Guillaume Cros, élu EELV à la Région Occitanie indique : «C’est une démarche constructive de la part de Carole Delga conforme à ses engagements de campagne sur la transparence et la comparaison de toutes les solutions sur les grands projets d’infrastructure. Au moment justement où va avoir lieu l’enquête publique, il est important que la population sache qu’elles sont les autres solutions alternatives d’aménagement public, moins cher, moins impactant sur l’environnement mais qui respecte le besoin de désenclaver le sud du Tarn.»

Linda Gourjade, députée du Tarn et elle aussi favorable à l’étude alternative ajoute pour sa part : «Cette décision est une très bonne chose. C’est la preuve que Carole Delga tient ses engagements . Cette étude sera un élément supplémentaire d’aide dans la prise de décision pour l’Etat et les collectivités.»

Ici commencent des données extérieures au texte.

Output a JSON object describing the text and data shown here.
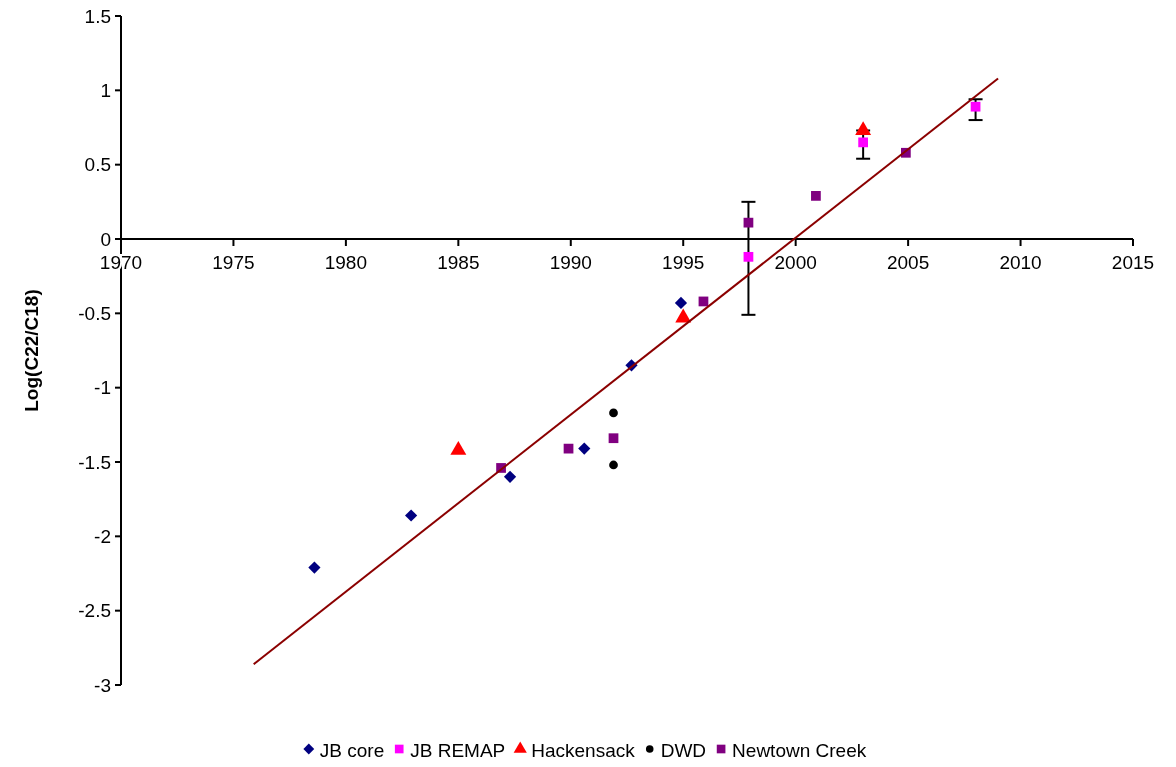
{
  "chart_data": {
    "type": "scatter",
    "ylabel": "Log(C22/C18)",
    "xlim": [
      1970,
      2015
    ],
    "xticks": [
      1970,
      1975,
      1980,
      1985,
      1990,
      1995,
      2000,
      2005,
      2010,
      2015
    ],
    "ylim": [
      -3,
      1.5
    ],
    "yticks": [
      -3,
      -2.5,
      -2,
      -1.5,
      -1,
      -0.5,
      0,
      0.5,
      1,
      1.5
    ],
    "grid": false,
    "legend": "bottom",
    "series": [
      {
        "name": "JB core",
        "color": "#000080",
        "marker": "diamond",
        "x": [
          1978.6,
          1982.9,
          1987.3,
          1990.6,
          1992.7,
          1994.9
        ],
        "values": [
          -2.21,
          -1.86,
          -1.6,
          -1.41,
          -0.85,
          -0.43
        ]
      },
      {
        "name": "JB REMAP",
        "color": "#ff00ff",
        "marker": "square",
        "x": [
          1997.9,
          2003,
          2008
        ],
        "values": [
          -0.12,
          0.65,
          0.89
        ],
        "errors": [
          [
            -0.51,
            0.25
          ],
          [
            0.54,
            0.73
          ],
          [
            0.8,
            0.94
          ]
        ]
      },
      {
        "name": "Hackensack",
        "color": "#ff0000",
        "marker": "triangle",
        "x": [
          1985,
          1995,
          2003
        ],
        "values": [
          -1.42,
          -0.53,
          0.73
        ]
      },
      {
        "name": "DWD",
        "color": "#000000",
        "marker": "circle",
        "x": [
          1991.9,
          1991.9
        ],
        "values": [
          -1.17,
          -1.52
        ]
      },
      {
        "name": "Newtown Creek",
        "color": "#800080",
        "marker": "square",
        "x": [
          1986.9,
          1989.9,
          1991.9,
          1995.9,
          1997.9,
          2000.9,
          2004.9
        ],
        "values": [
          -1.54,
          -1.41,
          -1.34,
          -0.42,
          0.11,
          0.29,
          0.58
        ]
      },
      {
        "type": "line",
        "color": "#8b0000",
        "line_style": "solid",
        "x": [
          1975.9,
          2009
        ],
        "values": [
          -2.86,
          1.08
        ]
      }
    ]
  }
}
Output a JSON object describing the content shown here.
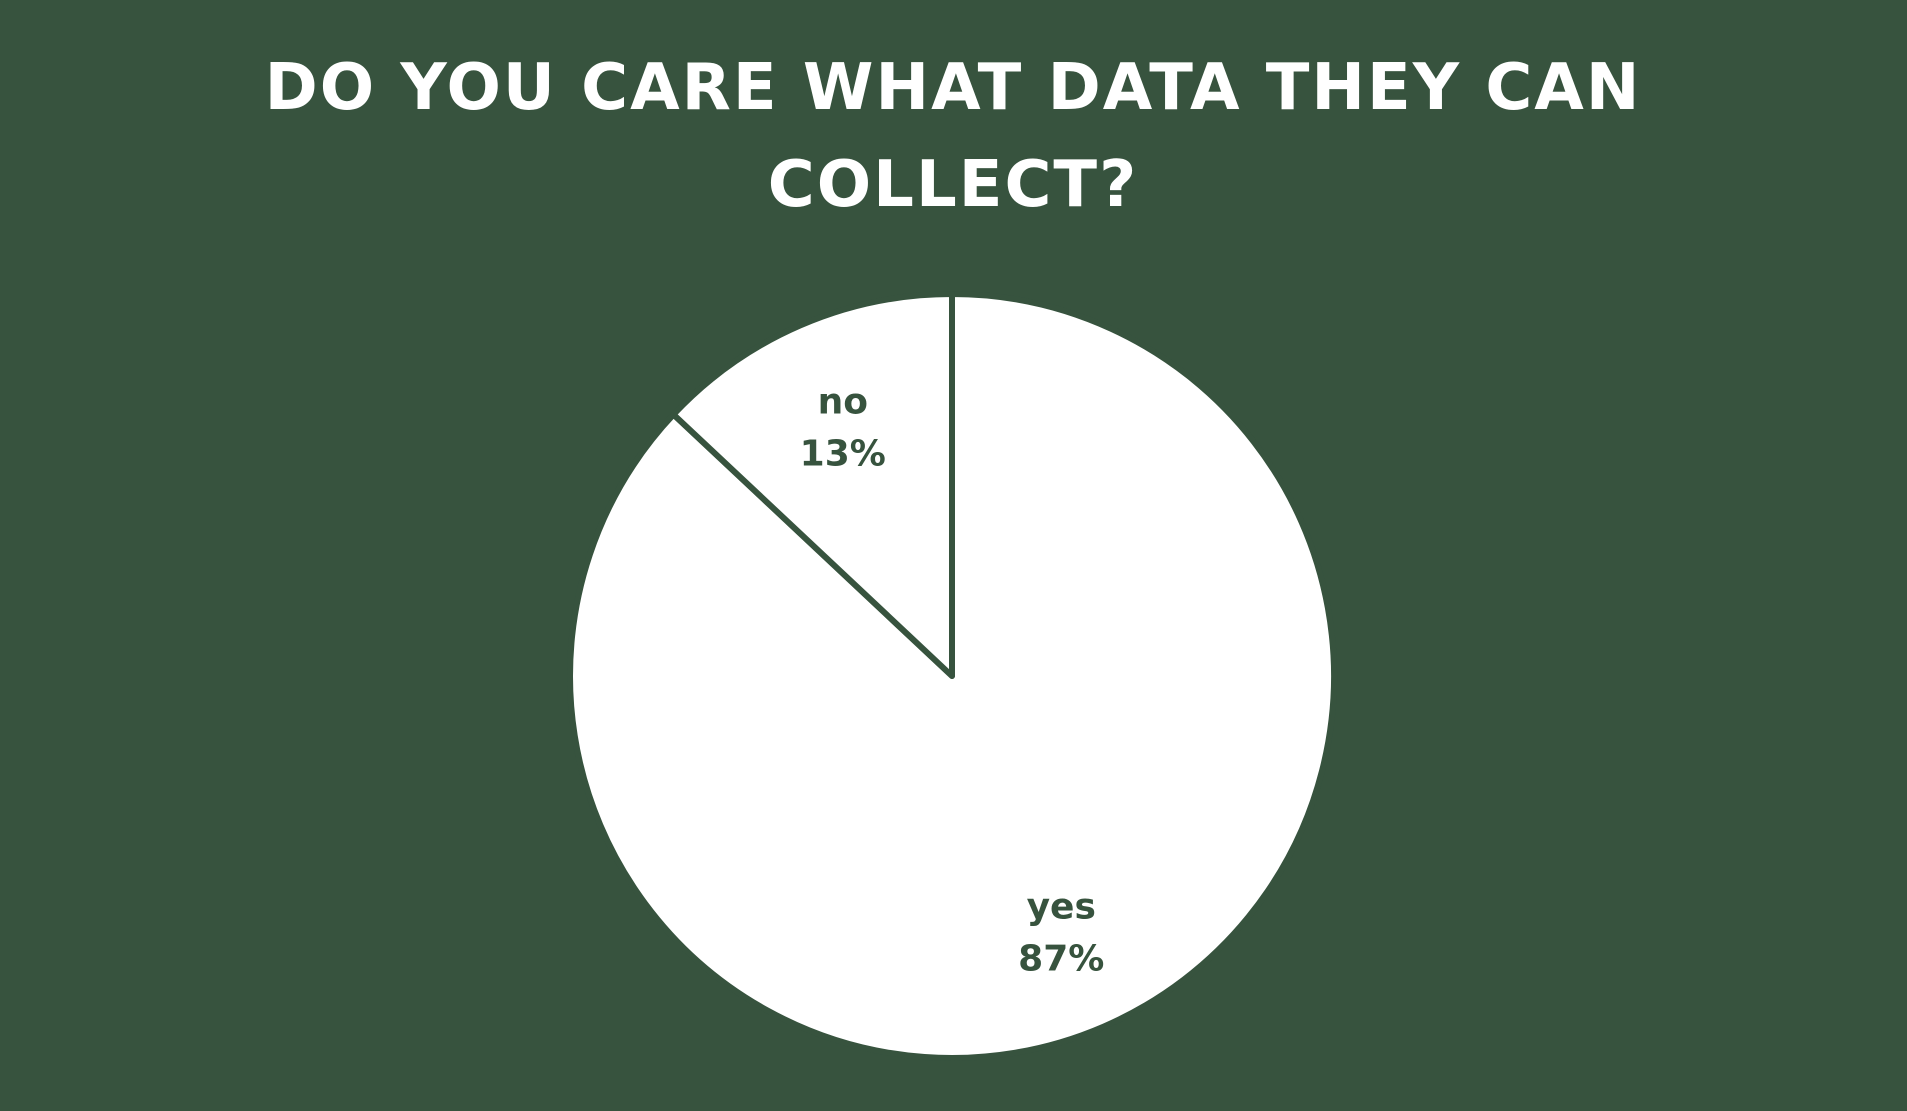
{
  "chart_data": {
    "type": "pie",
    "title": "DO YOU CARE WHAT DATA THEY CAN COLLECT?",
    "slices": [
      {
        "label": "yes",
        "value": 87,
        "value_label": "87%"
      },
      {
        "label": "no",
        "value": 13,
        "value_label": "13%"
      }
    ],
    "legend": "none",
    "data_labels": "inside",
    "start_angle_deg": 0,
    "direction": "clockwise"
  },
  "colors": {
    "background": "#37533e",
    "slice_fill": "#ffffff",
    "slice_border": "#37533e",
    "title_text": "#ffffff",
    "label_text": "#37533e"
  }
}
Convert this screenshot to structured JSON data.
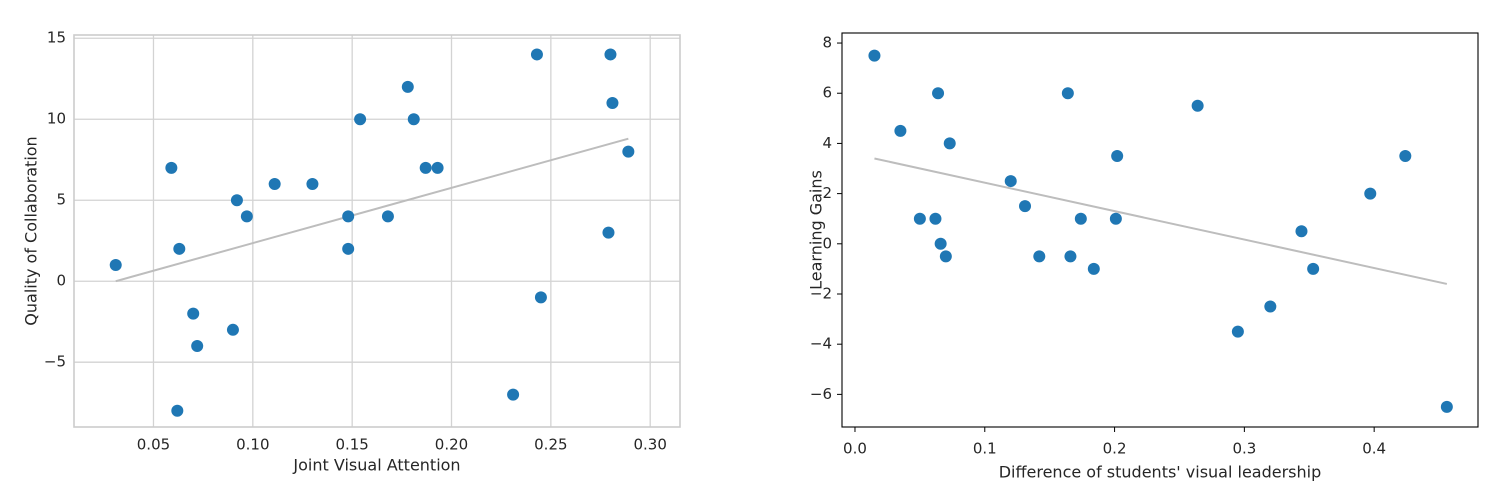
{
  "chart_data": [
    {
      "type": "scatter",
      "style": "grid",
      "xlabel": "Joint Visual Attention",
      "ylabel": "Quality of Collaboration",
      "xlim": [
        0.01,
        0.315
      ],
      "ylim": [
        -9.0,
        15.2
      ],
      "grid": true,
      "xticks": [
        0.05,
        0.1,
        0.15,
        0.2,
        0.25,
        0.3
      ],
      "xtick_labels": [
        "0.05",
        "0.10",
        "0.15",
        "0.20",
        "0.25",
        "0.30"
      ],
      "yticks": [
        -5,
        0,
        5,
        10,
        15
      ],
      "ytick_labels": [
        "−5",
        "0",
        "5",
        "10",
        "15"
      ],
      "colors": {
        "points": "#1f77b4",
        "trend": "#bdbdbd",
        "grid": "#d3d3d3",
        "spine": "#cccccc"
      },
      "x": [
        0.031,
        0.059,
        0.062,
        0.063,
        0.07,
        0.072,
        0.09,
        0.092,
        0.097,
        0.111,
        0.13,
        0.148,
        0.148,
        0.154,
        0.168,
        0.178,
        0.181,
        0.187,
        0.193,
        0.231,
        0.243,
        0.245,
        0.279,
        0.28,
        0.281,
        0.289
      ],
      "y": [
        1,
        7,
        -8,
        2,
        -2,
        -4,
        -3,
        5,
        4,
        6,
        6,
        4,
        2,
        10,
        4,
        12,
        10,
        7,
        7,
        -7,
        14,
        -1,
        3,
        14,
        11,
        8
      ],
      "trendline": {
        "x": [
          0.031,
          0.289
        ],
        "y": [
          0.0,
          8.8
        ]
      }
    },
    {
      "type": "scatter",
      "style": "plain",
      "xlabel": "Difference of students' visual leadership",
      "ylabel": "Learning Gains",
      "xlim": [
        -0.01,
        0.48
      ],
      "ylim": [
        -7.3,
        8.4
      ],
      "grid": false,
      "xticks": [
        0.0,
        0.1,
        0.2,
        0.3,
        0.4
      ],
      "xtick_labels": [
        "0.0",
        "0.1",
        "0.2",
        "0.3",
        "0.4"
      ],
      "yticks": [
        -6,
        -4,
        -2,
        0,
        2,
        4,
        6,
        8
      ],
      "ytick_labels": [
        "−6",
        "−4",
        "−2",
        "0",
        "2",
        "4",
        "6",
        "8"
      ],
      "colors": {
        "points": "#1f77b4",
        "trend": "#bdbdbd",
        "spine": "#000000"
      },
      "x": [
        0.015,
        0.035,
        0.05,
        0.062,
        0.064,
        0.066,
        0.07,
        0.073,
        0.12,
        0.131,
        0.142,
        0.164,
        0.166,
        0.174,
        0.184,
        0.201,
        0.202,
        0.264,
        0.295,
        0.32,
        0.344,
        0.353,
        0.397,
        0.424,
        0.456
      ],
      "y": [
        7.5,
        4.5,
        1,
        1,
        6,
        0,
        -0.5,
        4,
        2.5,
        1.5,
        -0.5,
        6,
        -0.5,
        1,
        -1,
        1,
        3.5,
        5.5,
        -3.5,
        -2.5,
        0.5,
        -1,
        2,
        3.5,
        -6.5
      ],
      "trendline": {
        "x": [
          0.015,
          0.456
        ],
        "y": [
          3.4,
          -1.6
        ]
      }
    }
  ]
}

Carole Delga : «un débat serein, approfondi»

Pour Carole Delga : «Cette liaison concerne des dizaines de milliers de nos concitoyens qui font des trajets quotidiens. Elle garantira une meilleure fluidité et sécurité pour eux. Elle permettra également de relier ce territoire, particulièrement riche en entreprises, au réseau régional mais aussi national». Outre le fait que la Région souhaite que les aménagements soient de qualité et respectent tous les bilans de concertation notamment sur les sujets environnementaux et agricoles, Carole Delga a réaffirmé sa volonté que «l’enquête publique à venir permette un débat serein et approfondi». Elle a notamment annoncé que l’avis du Commissariat Général à l’Investissement (CGI) et le rapport d’experts indépendants seront ajoutés au dossier d’enquête publique. Sollicitée par plusieurs communes de la Haute-Garonne et du Tarn qui souhaitent également mener une étude complémentaire, Carole Delga a annoncé que la Région participerait, aux côtés du Conseil départemental de la Haute-Garonne, au financement de cette étude, dès lors qu’une de ces collectivités en assumerait le portage.